RESULTS: A20 decreased neointimal formation. Neointimal SMC were negative for GFP expression indicating that they did not derive from bone marrow progenitor cells. In contrast, 5-10% of EC in the lumen and vaso vasorum of control vessels displayed both GFP and CD31 fluorescence, indicating they were of hemangiopoietic origin. Less CD31-GFP positive cells were detected in the vasovasorum of A20 treated vessels. This was related to decreased neovascularization in the intima and adventitia of A20-treated vessels and correlated with decreased VEGF expression. In vitro, A20 interrupted VEGF-mediated phosphorylation of PKCII and ERK1/2, both required for EC migration and proliferation. Additionally, A20 treatment decreased migration of bone marrow derived monocytes/macrophages to injured vessels with lower numbers of ED-1 cells when compared to control vessels. This is likely associated with decreased cytokine production and inflammation within the vessel.
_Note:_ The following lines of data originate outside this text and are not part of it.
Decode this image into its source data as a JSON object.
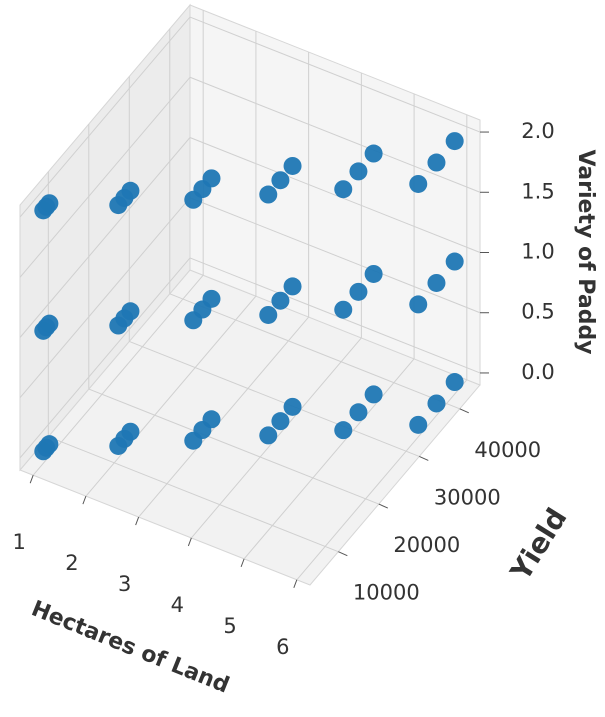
{
  "chart_data": {
    "type": "scatter3d",
    "xlabel": "Hectares of Land",
    "ylabel": "Yield",
    "zlabel": "Variety of Paddy",
    "color": "#1f77b4",
    "grid": true,
    "xlim": [
      0.75,
      6.25
    ],
    "ylim": [
      3000,
      45000
    ],
    "zlim": [
      -0.1,
      2.1
    ],
    "xticks": [
      1,
      2,
      3,
      4,
      5,
      6
    ],
    "yticks": [
      10000,
      20000,
      30000,
      40000
    ],
    "zticks": [
      {
        "value": 0,
        "label": "0.0"
      },
      {
        "value": 0.5,
        "label": "0.5"
      },
      {
        "value": 1,
        "label": "1.0"
      },
      {
        "value": 1.5,
        "label": "1.5"
      },
      {
        "value": 2,
        "label": "2.0"
      }
    ],
    "x": [
      1,
      1,
      1,
      1,
      1,
      1,
      1,
      1,
      1,
      2,
      2,
      2,
      2,
      2,
      2,
      2,
      2,
      2,
      3,
      3,
      3,
      3,
      3,
      3,
      3,
      3,
      3,
      4,
      4,
      4,
      4,
      4,
      4,
      4,
      4,
      4,
      5,
      5,
      5,
      5,
      5,
      5,
      5,
      5,
      5,
      6,
      6,
      6,
      6,
      6,
      6,
      6,
      6,
      6
    ],
    "y": [
      5500,
      6250,
      7000,
      5500,
      6250,
      7000,
      5500,
      6250,
      7000,
      11000,
      12500,
      14000,
      11000,
      12500,
      14000,
      11000,
      12500,
      14000,
      16500,
      18750,
      21000,
      16500,
      18750,
      21000,
      16500,
      18750,
      21000,
      22000,
      25000,
      28000,
      22000,
      25000,
      28000,
      22000,
      25000,
      28000,
      27500,
      31250,
      35000,
      27500,
      31250,
      35000,
      27500,
      31250,
      35000,
      33000,
      37500,
      42000,
      33000,
      37500,
      42000,
      33000,
      37500,
      42000
    ],
    "z": [
      0,
      0,
      0,
      1,
      1,
      1,
      2,
      2,
      2,
      0,
      0,
      0,
      1,
      1,
      1,
      2,
      2,
      2,
      0,
      0,
      0,
      1,
      1,
      1,
      2,
      2,
      2,
      0,
      0,
      0,
      1,
      1,
      1,
      2,
      2,
      2,
      0,
      0,
      0,
      1,
      1,
      1,
      2,
      2,
      2,
      0,
      0,
      0,
      1,
      1,
      1,
      2,
      2,
      2
    ]
  }
}
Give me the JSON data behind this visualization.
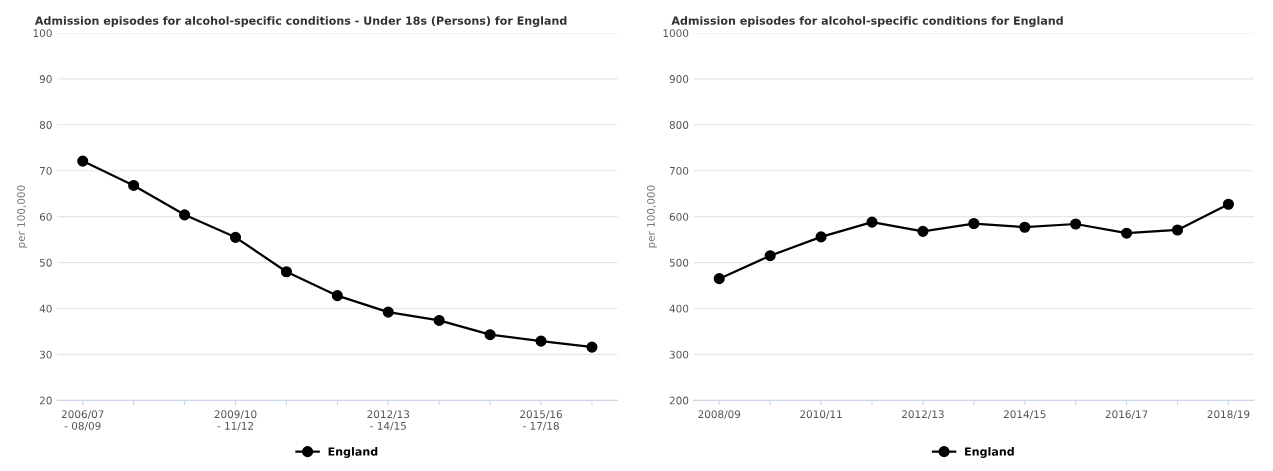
{
  "chart_data": [
    {
      "type": "line",
      "title": "Admission episodes for alcohol-specific conditions - Under 18s (Persons) for England",
      "ylabel": "per 100,000",
      "categories": [
        "2006/07\n- 08/09",
        null,
        null,
        "2009/10\n- 11/12",
        null,
        null,
        "2012/13\n- 14/15",
        null,
        null,
        "2015/16\n- 17/18",
        null
      ],
      "series": [
        {
          "name": "England",
          "color": "#000000",
          "values": [
            72.1,
            66.8,
            60.4,
            55.5,
            48.0,
            42.8,
            39.2,
            37.4,
            34.3,
            32.9,
            31.6
          ]
        }
      ],
      "ylim": [
        20,
        100
      ],
      "yticks": [
        20,
        30,
        40,
        50,
        60,
        70,
        80,
        90,
        100
      ],
      "grid": "y",
      "legend": "bottom",
      "marker": "circle"
    },
    {
      "type": "line",
      "title": "Admission episodes for alcohol-specific conditions for England",
      "ylabel": "per 100,000",
      "categories": [
        "2008/09",
        null,
        "2010/11",
        null,
        "2012/13",
        null,
        "2014/15",
        null,
        "2016/17",
        null,
        "2018/19"
      ],
      "series": [
        {
          "name": "England",
          "color": "#000000",
          "values": [
            465,
            515,
            556,
            588,
            568,
            585,
            577,
            584,
            564,
            571,
            627
          ]
        }
      ],
      "ylim": [
        200,
        1000
      ],
      "yticks": [
        200,
        300,
        400,
        500,
        600,
        700,
        800,
        900,
        1000
      ],
      "grid": "y",
      "legend": "bottom",
      "marker": "circle"
    }
  ]
}
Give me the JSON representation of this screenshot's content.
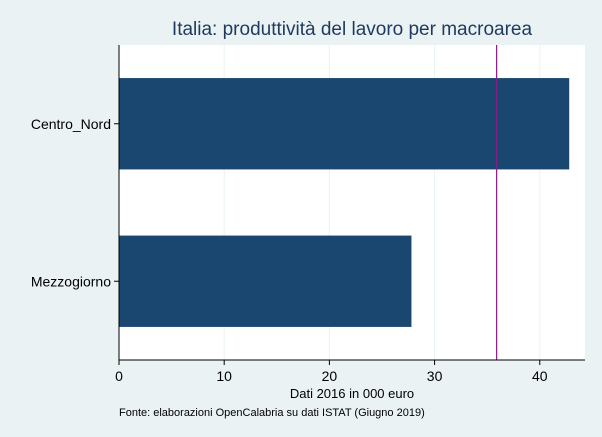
{
  "colors": {
    "background": "#eaf2f3",
    "plot_background": "#ffffff",
    "bar": "#1a476f",
    "reference_line": "#8b1a89",
    "grid": "#eaf2f3",
    "axis": "#000000",
    "title": "#1e3a5f",
    "text": "#000000"
  },
  "chart_data": {
    "type": "bar",
    "orientation": "horizontal",
    "title": "Italia: produttività del lavoro per macroarea",
    "xlabel": "Dati 2016 in 000 euro",
    "ylabel": "",
    "note": "Fonte: elaborazioni OpenCalabria su dati ISTAT (Giugno 2019)",
    "categories": [
      "Centro_Nord",
      "Mezzogiorno"
    ],
    "values": [
      42.8,
      27.8
    ],
    "reference_line": 35.9,
    "xlim": [
      0,
      44.3
    ],
    "xticks": [
      0,
      10,
      20,
      30,
      40
    ],
    "grid": true,
    "legend": false
  }
}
CONCLUSIONS: We propose that A20-based therapies, by combining anti-inflammatory and anti-angiogenic effects in EC, hold promise for the prevention and/or treatment of post-angioplasty restenosis.

AUTHOR DISCLOSURES: S.M. Damrauer, None; M.D. Fisher, None; S.T. Scali, None; H. Wada, None; C.G. da Silva, None; E. Csizmadia, None; E.R. Maccariello, None; K. Moon, None; J.J. Siracuse, None; R. Bolash, None; W. Aird, None; S. Daniel, None; C. Ferran, None.